Summation
- thomas reid
- Oct 9, 2022
- 3 min read
We are here today your honor to suggest to the court that, previous to now, the main question has been asked incorrectly. This foundational mistake has a profound impact on my client.
How is it that we know absolutely, if at all?
We have thought for centuries that it is a systematic argument (critical method … what I call hyper-critical). How do we look down on this when "being critical" is mandatory? When looking deeper is always the mission?
We don't even know what intuition is, do we? What about sudden insight? Some form of immediate aphorism that serves more than an artistic function.
When I know that I am awake, I know it. Do I question it? Wait … that is not the right word? Perhaps I am so used to feeling awake that I confuse the habituation with truth. But what then is truth but I think I cannot deny. Reid suggests that all people do it, they all must do it, our survival depends on it, and when we are not armchair philosophizing it feels so absolute that we make our most important decisions on it. On what? Immediate awareness of commonsense truth? I am sitting here. I do have a mind and body and so do others. I am the same an hour from now than I am now. I live in a world that is more or less what I see and feel and smell and hear ….
But can that all rightly be a naturalistic fallacy? And the point is "yes," it can be made into a fallacy.
Your honor, I'd like to submit the notion that most of the expectations we have for absolute truth comes from religious or scientific growth and history. These are both powerful tools for people, though for me the latter is the only one with a truly beneficial outcome.
What truly is philosophy then if it came before them both? Is it forgotten?

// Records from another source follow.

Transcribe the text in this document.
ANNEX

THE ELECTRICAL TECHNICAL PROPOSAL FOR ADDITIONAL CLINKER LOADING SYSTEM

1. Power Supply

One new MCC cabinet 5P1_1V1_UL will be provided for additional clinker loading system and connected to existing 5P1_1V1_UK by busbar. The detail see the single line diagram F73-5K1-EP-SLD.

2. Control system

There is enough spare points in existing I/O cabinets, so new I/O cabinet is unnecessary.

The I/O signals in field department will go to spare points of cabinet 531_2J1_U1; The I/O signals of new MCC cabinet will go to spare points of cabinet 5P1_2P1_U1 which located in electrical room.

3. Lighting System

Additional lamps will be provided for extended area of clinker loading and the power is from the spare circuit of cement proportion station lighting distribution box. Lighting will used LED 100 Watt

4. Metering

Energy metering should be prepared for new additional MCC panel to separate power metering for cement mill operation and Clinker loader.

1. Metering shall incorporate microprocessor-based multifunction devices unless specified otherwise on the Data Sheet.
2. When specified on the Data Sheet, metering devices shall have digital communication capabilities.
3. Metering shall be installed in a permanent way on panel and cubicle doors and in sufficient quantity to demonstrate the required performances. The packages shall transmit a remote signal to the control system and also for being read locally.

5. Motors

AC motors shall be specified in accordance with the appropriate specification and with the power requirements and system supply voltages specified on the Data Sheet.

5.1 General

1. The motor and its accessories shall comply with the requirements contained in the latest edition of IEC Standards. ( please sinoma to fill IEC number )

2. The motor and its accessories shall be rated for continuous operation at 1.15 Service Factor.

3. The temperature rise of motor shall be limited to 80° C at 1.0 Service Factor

Is there a spirit, your honor, and this is my point today, that is and was separate from the warm vague-ness of religion and the cold, hardness of science? Is this spirit truly fundamental in the sense that if we ignore it or pervert it or diminish it that religion and science run amok? They seem to be running amok.
It must be there in that fundamental choice, those fundamental expectations, that we see that our existence, our real existence, our real life, relies on certain choices that manifest as immediate conscious absolutes. Our mind makes these mandatory choices without us in order to keep us alive. They are sometimes more physical and sometimes more inferential and "mental." When I see something happen enough times in identical fashion my mind "does" something, regardless of my ideology or my intellectual politics, it chooses. My mind does. My mind is. It lands on a certain bit of solid ground and I can identify this place and I can call it truth.
As Reid suggests, we can explain it no further. Though there are some that always want further explanation, ad infinitum, ad nausea; there are some that look past the stopping point. But some things are too simple to explain. Immediate awareness of fundamental concepts is one of those things. Doubt is the thing that springs from this mastery, it is the thing that looks beyond. But doubt is not a positive energy, it is a groping in the dark. Have we mixed them up?
Your honor, I suggest we've been doing it wrong all along. It has landed, instead of on solid ground, it has landed on a fulcrum, a see-saw, a joint where imagination precedes existence. And no animal can survive that.